Key Points:
- EUR/USD up 2.4% for the week, reaching 1.1098.
- Markets price in 99bps of Fed rate cuts for 2025 amid recession fears.
The euro climbed strongly to close at 1.10865 on Thursday, gaining 2.4% for the week and marking one of its steepest weekly rallies in over a year. This comes as a sharp repricing unfolds in global currency markets, with the U.S. dollar caught in the crossfire of escalating trade tensions and collapsing trader confidence.
President Donald Trump’s announcement of tariffs ranging from 24% to 54% on key trading partners has spurred widespread concern over a disorderly trade war with no strategic objective. The euro, seen as a relative safe haven in this environment, has surged, with intraday highs touching 1.10984—levels not seen since January.
Technical Analysis
The EURUSD 15-minute chart shows bullish momentum firmly in control after a steady climb from the 1.078 region to a high of 1.11464, before pulling back slightly and consolidating around 1.10865. The trend remains upward overall, with price comfortably above the moving averages (MA 5, 10, 30), which are sloping upward and acting as dynamic support.

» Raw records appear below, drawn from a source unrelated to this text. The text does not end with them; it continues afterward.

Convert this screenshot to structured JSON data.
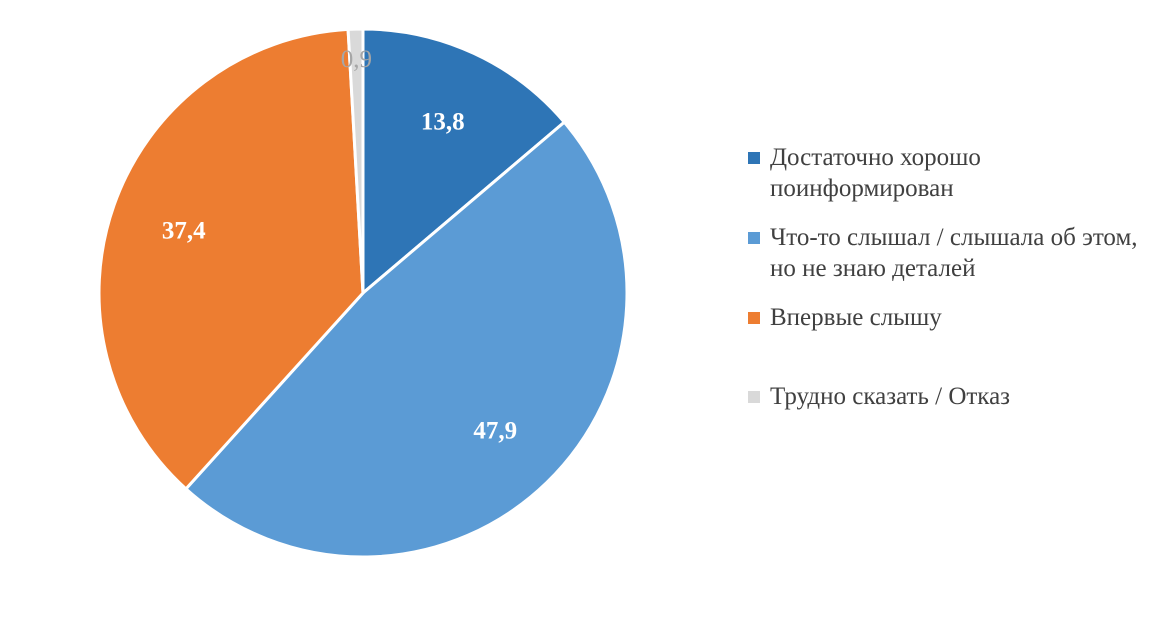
{
  "chart_data": {
    "type": "pie",
    "categories": [
      "Достаточно хорошо поинформирован",
      "Что-то слышал / слышала об этом, но не знаю деталей",
      "Впервые слышу",
      "Трудно сказать / Отказ"
    ],
    "values": [
      13.8,
      47.9,
      37.4,
      0.9
    ],
    "value_labels": [
      "13,8",
      "47,9",
      "37,4",
      "0,9"
    ],
    "colors": [
      "#2E75B6",
      "#5B9BD5",
      "#ED7D31",
      "#D9D9D9"
    ],
    "label_colors": [
      "#ffffff",
      "#ffffff",
      "#ffffff",
      "#A6A6A6"
    ],
    "start_angle_deg": 0,
    "direction": "clockwise",
    "legend_position": "right"
  },
  "legend": {
    "items": [
      {
        "label": "Достаточно хорошо поинформирован",
        "color": "#2E75B6"
      },
      {
        "label": "Что-то слышал / слышала об этом, но не знаю деталей",
        "color": "#5B9BD5"
      },
      {
        "label": "Впервые слышу",
        "color": "#ED7D31"
      },
      {
        "label": "Трудно сказать / Отказ",
        "color": "#D9D9D9"
      }
    ]
  }
}
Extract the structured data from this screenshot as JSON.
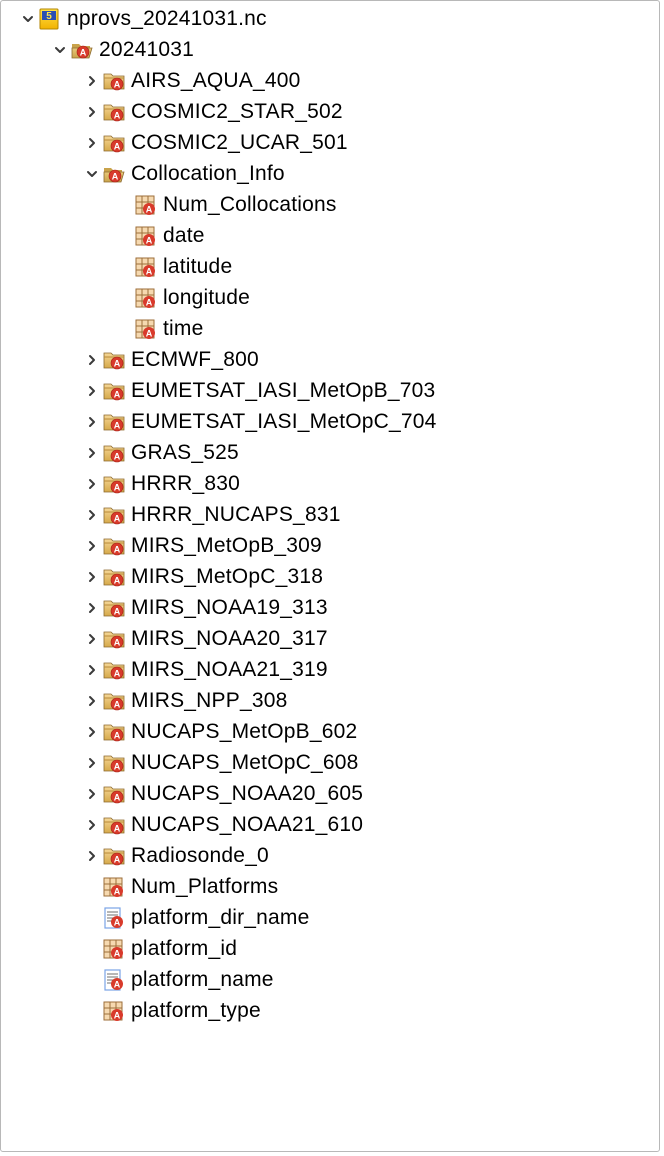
{
  "colors": {
    "border": "#b8b8b8",
    "text": "#000000",
    "toggle": "#3b3b3b",
    "file_yellow_top": "#ffe34d",
    "file_yellow_bot": "#f2b200",
    "file_number_bg": "#2b4fb3",
    "folder_open_top": "#e8c97a",
    "folder_open_bot": "#c9a34b",
    "folder_closed_top": "#f5d797",
    "folder_closed_bot": "#d6a94a",
    "badge_red": "#d83a2b",
    "badge_red_shadow": "#a52015",
    "grid_fill": "#f6d9b0",
    "grid_line": "#9c6e3a",
    "doc_fill": "#ffffff",
    "doc_line": "#7aa4e6",
    "doc_text": "#6f6f6f"
  },
  "tree": [
    {
      "depth": 0,
      "toggle": "open",
      "icon": "file-nc",
      "label": "nprovs_20241031.nc",
      "interact": true
    },
    {
      "depth": 1,
      "toggle": "open",
      "icon": "folder-open",
      "label": "20241031",
      "interact": true
    },
    {
      "depth": 2,
      "toggle": "closed",
      "icon": "folder-closed",
      "label": "AIRS_AQUA_400",
      "interact": true
    },
    {
      "depth": 2,
      "toggle": "closed",
      "icon": "folder-closed",
      "label": "COSMIC2_STAR_502",
      "interact": true
    },
    {
      "depth": 2,
      "toggle": "closed",
      "icon": "folder-closed",
      "label": "COSMIC2_UCAR_501",
      "interact": true
    },
    {
      "depth": 2,
      "toggle": "open",
      "icon": "folder-open",
      "label": "Collocation_Info",
      "interact": true
    },
    {
      "depth": 3,
      "toggle": "none",
      "icon": "grid-var",
      "label": "Num_Collocations",
      "interact": true
    },
    {
      "depth": 3,
      "toggle": "none",
      "icon": "grid-var",
      "label": "date",
      "interact": true
    },
    {
      "depth": 3,
      "toggle": "none",
      "icon": "grid-var",
      "label": "latitude",
      "interact": true
    },
    {
      "depth": 3,
      "toggle": "none",
      "icon": "grid-var",
      "label": "longitude",
      "interact": true
    },
    {
      "depth": 3,
      "toggle": "none",
      "icon": "grid-var",
      "label": "time",
      "interact": true
    },
    {
      "depth": 2,
      "toggle": "closed",
      "icon": "folder-closed",
      "label": "ECMWF_800",
      "interact": true
    },
    {
      "depth": 2,
      "toggle": "closed",
      "icon": "folder-closed",
      "label": "EUMETSAT_IASI_MetOpB_703",
      "interact": true
    },
    {
      "depth": 2,
      "toggle": "closed",
      "icon": "folder-closed",
      "label": "EUMETSAT_IASI_MetOpC_704",
      "interact": true
    },
    {
      "depth": 2,
      "toggle": "closed",
      "icon": "folder-closed",
      "label": "GRAS_525",
      "interact": true
    },
    {
      "depth": 2,
      "toggle": "closed",
      "icon": "folder-closed",
      "label": "HRRR_830",
      "interact": true
    },
    {
      "depth": 2,
      "toggle": "closed",
      "icon": "folder-closed",
      "label": "HRRR_NUCAPS_831",
      "interact": true
    },
    {
      "depth": 2,
      "toggle": "closed",
      "icon": "folder-closed",
      "label": "MIRS_MetOpB_309",
      "interact": true
    },
    {
      "depth": 2,
      "toggle": "closed",
      "icon": "folder-closed",
      "label": "MIRS_MetOpC_318",
      "interact": true
    },
    {
      "depth": 2,
      "toggle": "closed",
      "icon": "folder-closed",
      "label": "MIRS_NOAA19_313",
      "interact": true
    },
    {
      "depth": 2,
      "toggle": "closed",
      "icon": "folder-closed",
      "label": "MIRS_NOAA20_317",
      "interact": true
    },
    {
      "depth": 2,
      "toggle": "closed",
      "icon": "folder-closed",
      "label": "MIRS_NOAA21_319",
      "interact": true
    },
    {
      "depth": 2,
      "toggle": "closed",
      "icon": "folder-closed",
      "label": "MIRS_NPP_308",
      "interact": true
    },
    {
      "depth": 2,
      "toggle": "closed",
      "icon": "folder-closed",
      "label": "NUCAPS_MetOpB_602",
      "interact": true
    },
    {
      "depth": 2,
      "toggle": "closed",
      "icon": "folder-closed",
      "label": "NUCAPS_MetOpC_608",
      "interact": true
    },
    {
      "depth": 2,
      "toggle": "closed",
      "icon": "folder-closed",
      "label": "NUCAPS_NOAA20_605",
      "interact": true
    },
    {
      "depth": 2,
      "toggle": "closed",
      "icon": "folder-closed",
      "label": "NUCAPS_NOAA21_610",
      "interact": true
    },
    {
      "depth": 2,
      "toggle": "closed",
      "icon": "folder-closed",
      "label": "Radiosonde_0",
      "interact": true
    },
    {
      "depth": 2,
      "toggle": "none",
      "icon": "grid-var",
      "label": "Num_Platforms",
      "interact": true,
      "depthOverrideNoToggle": true
    },
    {
      "depth": 2,
      "toggle": "none",
      "icon": "doc-var",
      "label": "platform_dir_name",
      "interact": true,
      "depthOverrideNoToggle": true
    },
    {
      "depth": 2,
      "toggle": "none",
      "icon": "grid-var",
      "label": "platform_id",
      "interact": true,
      "depthOverrideNoToggle": true
    },
    {
      "depth": 2,
      "toggle": "none",
      "icon": "doc-var",
      "label": "platform_name",
      "interact": true,
      "depthOverrideNoToggle": true
    },
    {
      "depth": 2,
      "toggle": "none",
      "icon": "grid-var",
      "label": "platform_type",
      "interact": true,
      "depthOverrideNoToggle": true
    }
  ]
}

Picture: Euro on the rise—bulls hold ground after a strong breakout, eyeing higher levels, as seen on the VT Markets app.
The MACD also supports the bullish sentiment, showing a strong crossover early in the session, followed by a healthy divergence and histogram expansion. While there’s been a recent cooldown, the lines are flattening again—hinting at a possible continuation if momentum returns.
USD Reversal, Fed Dilemma
Markets have aggressively unwound long dollar positions. The greenback is down 2.7% vs. the yen and 3% against the Swiss franc, showing that capital is fleeing the U.S. in anticipation of both policy instability and long-term structural risks.
Fed fund futures now imply 99 bps of rate cuts by December, a reflection of the market’s view that rising unemployment will force the Federal Reserve’s hand—even if inflation rises sharply due to import costs.
That sets up a troubling paradox: the Fed must choose between fighting inflation and averting recession, all while the dollar loses its long-held status as the world’s safe-haven asset.
Cautious Forecast
The path for EUR/USD remains upward-biased if policy chaos in Washington continues. However, volatility is likely to spike around Fed Chair Jerome Powell’s upcoming remarks, which could offer clues as to how the central bank plans to respond to this economic dislocation.
If Powell signals a willingness to “look through” inflation and focus on growth risks, the euro may gather more upside momentum. But a hawkish surprise could trigger a pullback toward 1.1030–1.1000.
In the meantime, traders are watching Apple, supply chain-linked tech firms, and broader global equity flows. The euro remains the current beneficiary of the dollar’s fall from grace—but how long that sentiment lasts will depend on Washington’s next move.